I just came here from Evacuation of Clip Studio Paint In Light of the subscription service, and while I CAN still use the first version I still fell backstabbed enough to boycott it to the best of my ability by switching over to Krita
But now I face an Issue on how to get brushes to start out, I know that this program has MORE than Enough of ALL types its just that Im not sure what to get and HOW to install it
I would like A guide in installing custom brushes and recommendatinos asto brushes for rought sketches, sketch cleaners, lineart, and brushes to help with base coloring, mix shading (asin Cel shading for the Hardest Shadows/Highlights and Airbrushes for transitions) and Other Effects
Well, it kinda depends what style you have and what you prefer. I used Krita for many years without ever feeling the need to install anything at all because the presets it came with were already really good. Anything else, I just created myself.
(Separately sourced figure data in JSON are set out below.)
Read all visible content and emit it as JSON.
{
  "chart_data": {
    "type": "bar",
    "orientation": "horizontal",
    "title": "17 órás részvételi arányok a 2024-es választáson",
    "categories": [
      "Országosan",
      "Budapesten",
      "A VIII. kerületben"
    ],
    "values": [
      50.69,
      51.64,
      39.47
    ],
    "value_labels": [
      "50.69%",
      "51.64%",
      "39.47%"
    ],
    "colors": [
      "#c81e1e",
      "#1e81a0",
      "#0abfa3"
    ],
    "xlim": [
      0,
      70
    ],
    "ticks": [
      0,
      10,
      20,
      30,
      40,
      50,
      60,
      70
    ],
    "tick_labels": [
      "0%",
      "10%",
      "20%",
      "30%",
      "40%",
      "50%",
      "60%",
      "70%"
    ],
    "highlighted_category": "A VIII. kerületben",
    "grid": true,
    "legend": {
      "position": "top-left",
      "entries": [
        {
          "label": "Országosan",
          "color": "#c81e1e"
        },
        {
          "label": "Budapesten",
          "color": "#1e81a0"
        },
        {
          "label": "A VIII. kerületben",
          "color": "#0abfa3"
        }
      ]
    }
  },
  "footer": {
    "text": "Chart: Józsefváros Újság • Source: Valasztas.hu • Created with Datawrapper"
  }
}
Still, it’s hard to recommend anything without knowing what you are going for.
Your question is on the one hand understandable and on the other hand hard to answer.
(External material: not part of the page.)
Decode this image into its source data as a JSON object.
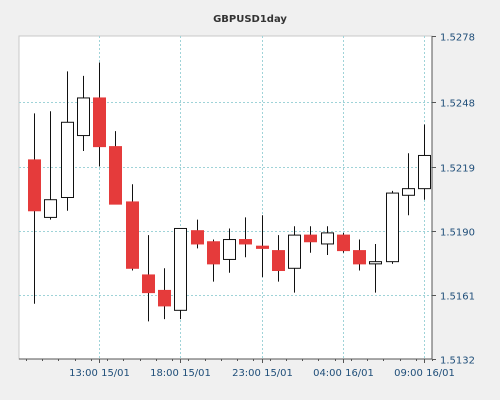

The problem is that I have often seen brushes that are praised by one group of artists being called unsuitable by another.
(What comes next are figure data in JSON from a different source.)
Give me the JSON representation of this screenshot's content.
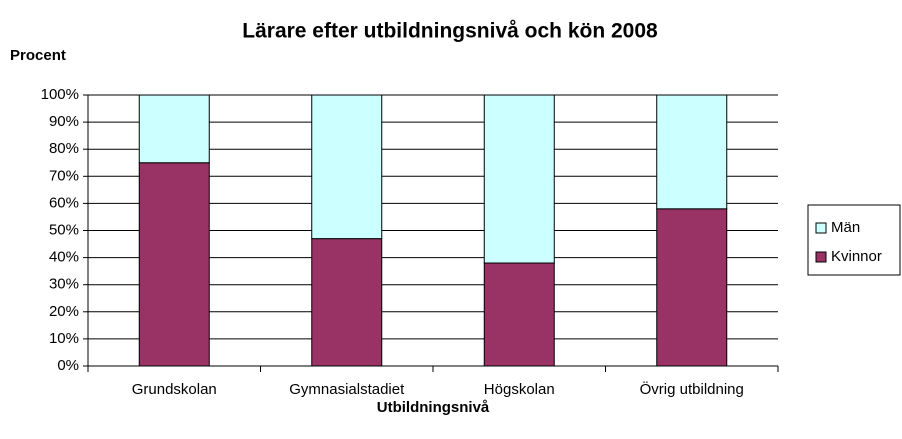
{
  "chart_data": {
    "type": "stacked_bar",
    "title": "Lärare efter utbildningsnivå och kön 2008",
    "y_label": "Procent",
    "x_label": "Utbildningsnivå",
    "categories": [
      "Grundskolan",
      "Gymnasialstadiet",
      "Högskolan",
      "Övrig utbildning"
    ],
    "series": [
      {
        "name": "Kvinnor",
        "color": "#993366",
        "values": [
          75,
          47,
          38,
          58
        ]
      },
      {
        "name": "Män",
        "color": "#ccffff",
        "values": [
          25,
          53,
          62,
          42
        ]
      }
    ],
    "ylim": [
      0,
      100
    ],
    "yticks": [
      {
        "value": 0,
        "label": "0%"
      },
      {
        "value": 10,
        "label": "10%"
      },
      {
        "value": 20,
        "label": "20%"
      },
      {
        "value": 30,
        "label": "30%"
      },
      {
        "value": 40,
        "label": "40%"
      },
      {
        "value": 50,
        "label": "50%"
      },
      {
        "value": 60,
        "label": "60%"
      },
      {
        "value": 70,
        "label": "70%"
      },
      {
        "value": 80,
        "label": "80%"
      },
      {
        "value": 90,
        "label": "90%"
      },
      {
        "value": 100,
        "label": "100%"
      }
    ],
    "grid": true,
    "legend": "right"
  }
}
If you wish, I can give you many more sources of brushes and other resources, but the decision as to which brush will meet your needs is one that only you can figure out by trial and error. And if you like, I can tell you which bundles I like, but not whether you will like them, whether you will find them usable.
Michelist
Add: In these postings, I listed several sources for brushes and other resources for Krita:
Reguarding which brushes to use, this is a highly sugestive questions depending on what you create, your style and how you work. Krita also has a pretty comprehensive brush editer (the hotkey for this menu is f5) The manual has a section dedicated to the brush editer which can be read here.
I would start with the brushes that are already included with the program first. Any of the brushes can be copied and edited to how you want with the amount of settings that are assigned to each brush engine. If the included brushes are not to your liking and would like to use what others have created, you can import or create your own bundle of brushes (which can then be shared with other Krita users). Some of the most popular brush bundles on the fourms are linked below.
If you have not added/imported any reasources (brushes for example) before, I highly recommend reading the manual for importing reasources here. Some reasources require Krita to be closed and then opened before they appear; also not all brushes have their own tags/catagories so some brushes may be in the “All untagged” catagory.
Another thing to keep in mind, the more reasources you add, the longer it will take for Krita to start up. If you use the standard Krita 5.1.0 version, there is a bug that increased the boot up time of the application (this bug does not affect everyone, I have not ecountered this bug yet). Although it is not fixed in the standard version, the Krita plus 5.1.0 version does have the bug fixed. According to this weekly update. A 5.1.1 version of Krita should be released sometime next week, fixing the start up bug and a vector layer bug.
Rakurri has some videos highlighting some of the features of Krita that might help, although I don’t know of any brush pack specificate to doing anime style art. The reasources page does have some brush packs that may be helpful in your case.